This "oversight" has got dire implications for the annual audit off CIMB, Genting Group, Sime Darby etc
Datuk Johan Raslan is the Executive Chairman of PwC Malaysia, and among other things a member of the Securities Commission of Malaysia's Corporate Governance Consultative Committee.
The following are the Questions Raslan has to answer to the Malaysian public.
Q1 : Did you not know that the registration of PwC as an Auditing firm of public interest entities on the 1st of April 2010 under Section 31s (1) SCA was a physical and legal impossibility?
Q2 : Did you not know that the Securities Commission was only empowered to collect fees on the 15th of April 2010 for registration?
Q3 : If your answer to the first two questions are no, then why on earth are you championing Corporate Governance (and/or issuing press statements to that effect)?
In 1997, the East Asian Financial Crisis saw the economies of Thailand, Indonesia, South Korea, Malaysia and The Philippines severely affected by the exit of foreign capital after property assets collapsed. The lack of corporate governance mechanisms in these countries highlighted the weaknesses of the institutions in their economies. (Wikipedia)
Fast forward thirteen years, and we once again see uncertainties in the global market. How much stronger can we honestly say our Corporate Governance framework is today, in light of the questions that are raised here?

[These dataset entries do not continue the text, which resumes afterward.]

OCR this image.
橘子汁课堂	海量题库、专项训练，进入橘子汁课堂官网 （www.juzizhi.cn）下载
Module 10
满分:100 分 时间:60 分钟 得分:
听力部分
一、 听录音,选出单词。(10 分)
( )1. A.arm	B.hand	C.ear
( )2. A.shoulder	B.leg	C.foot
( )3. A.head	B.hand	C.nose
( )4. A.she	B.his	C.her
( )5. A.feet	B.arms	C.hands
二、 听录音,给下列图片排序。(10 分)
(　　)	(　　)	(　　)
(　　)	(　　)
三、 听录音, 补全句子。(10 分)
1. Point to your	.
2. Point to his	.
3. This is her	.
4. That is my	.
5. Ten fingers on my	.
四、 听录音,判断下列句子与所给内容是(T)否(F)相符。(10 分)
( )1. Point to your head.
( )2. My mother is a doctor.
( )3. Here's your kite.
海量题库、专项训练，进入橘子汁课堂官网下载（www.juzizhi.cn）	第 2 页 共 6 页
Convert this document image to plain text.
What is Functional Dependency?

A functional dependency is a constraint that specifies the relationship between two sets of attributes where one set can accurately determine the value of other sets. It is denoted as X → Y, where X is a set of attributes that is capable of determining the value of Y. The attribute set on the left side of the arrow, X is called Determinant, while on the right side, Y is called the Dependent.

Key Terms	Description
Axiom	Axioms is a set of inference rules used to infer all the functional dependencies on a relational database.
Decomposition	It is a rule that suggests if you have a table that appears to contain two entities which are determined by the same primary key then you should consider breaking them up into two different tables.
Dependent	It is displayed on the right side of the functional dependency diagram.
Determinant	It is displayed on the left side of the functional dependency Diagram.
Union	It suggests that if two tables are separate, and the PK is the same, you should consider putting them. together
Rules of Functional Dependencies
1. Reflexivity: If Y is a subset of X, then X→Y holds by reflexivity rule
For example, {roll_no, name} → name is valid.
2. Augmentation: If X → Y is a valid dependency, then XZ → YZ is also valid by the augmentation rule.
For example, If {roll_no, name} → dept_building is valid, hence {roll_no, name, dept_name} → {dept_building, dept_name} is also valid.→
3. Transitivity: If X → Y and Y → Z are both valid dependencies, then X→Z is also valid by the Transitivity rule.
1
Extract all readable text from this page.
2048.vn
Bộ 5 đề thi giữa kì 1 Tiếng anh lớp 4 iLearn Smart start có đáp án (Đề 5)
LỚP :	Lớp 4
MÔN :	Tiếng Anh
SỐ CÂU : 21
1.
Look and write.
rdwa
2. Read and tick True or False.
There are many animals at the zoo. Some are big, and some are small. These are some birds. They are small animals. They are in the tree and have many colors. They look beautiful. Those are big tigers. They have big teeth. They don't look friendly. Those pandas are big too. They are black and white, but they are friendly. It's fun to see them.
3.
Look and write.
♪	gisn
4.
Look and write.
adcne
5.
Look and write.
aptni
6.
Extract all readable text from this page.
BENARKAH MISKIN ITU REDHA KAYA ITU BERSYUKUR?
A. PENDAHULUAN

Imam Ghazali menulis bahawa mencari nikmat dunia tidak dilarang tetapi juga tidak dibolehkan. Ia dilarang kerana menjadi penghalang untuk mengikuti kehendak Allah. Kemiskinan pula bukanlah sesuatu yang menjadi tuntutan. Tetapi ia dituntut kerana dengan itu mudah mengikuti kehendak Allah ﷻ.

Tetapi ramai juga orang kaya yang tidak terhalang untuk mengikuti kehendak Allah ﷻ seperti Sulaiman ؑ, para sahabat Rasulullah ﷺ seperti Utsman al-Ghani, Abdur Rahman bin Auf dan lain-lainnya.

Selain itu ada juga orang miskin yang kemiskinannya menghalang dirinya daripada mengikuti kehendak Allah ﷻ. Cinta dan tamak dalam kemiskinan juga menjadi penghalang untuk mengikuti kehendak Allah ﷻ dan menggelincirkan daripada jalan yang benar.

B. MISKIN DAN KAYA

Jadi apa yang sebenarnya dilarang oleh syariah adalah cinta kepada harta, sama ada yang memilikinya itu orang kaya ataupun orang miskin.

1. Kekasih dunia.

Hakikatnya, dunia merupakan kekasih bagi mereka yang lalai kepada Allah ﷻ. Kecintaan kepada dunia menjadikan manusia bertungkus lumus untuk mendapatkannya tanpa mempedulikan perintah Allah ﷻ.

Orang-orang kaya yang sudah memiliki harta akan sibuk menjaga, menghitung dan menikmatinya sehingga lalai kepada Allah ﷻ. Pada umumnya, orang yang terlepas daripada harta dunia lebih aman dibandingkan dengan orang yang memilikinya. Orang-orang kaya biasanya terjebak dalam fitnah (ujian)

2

Falsus in unum, falsus in omnibus. False in one thing, false in everything. Should we not expect the absolute highest standards, in safeguarding policies and processes, in one of the most important parties in Corporate Governance i.e. the Auditors themselves, and by extension the body that oversees them, the Audit Oversight Board? If we apply the Roman legal principle that a witness who willfully falsifies one matter is not credible on any matter, what will happen? One shudders to think of the implications.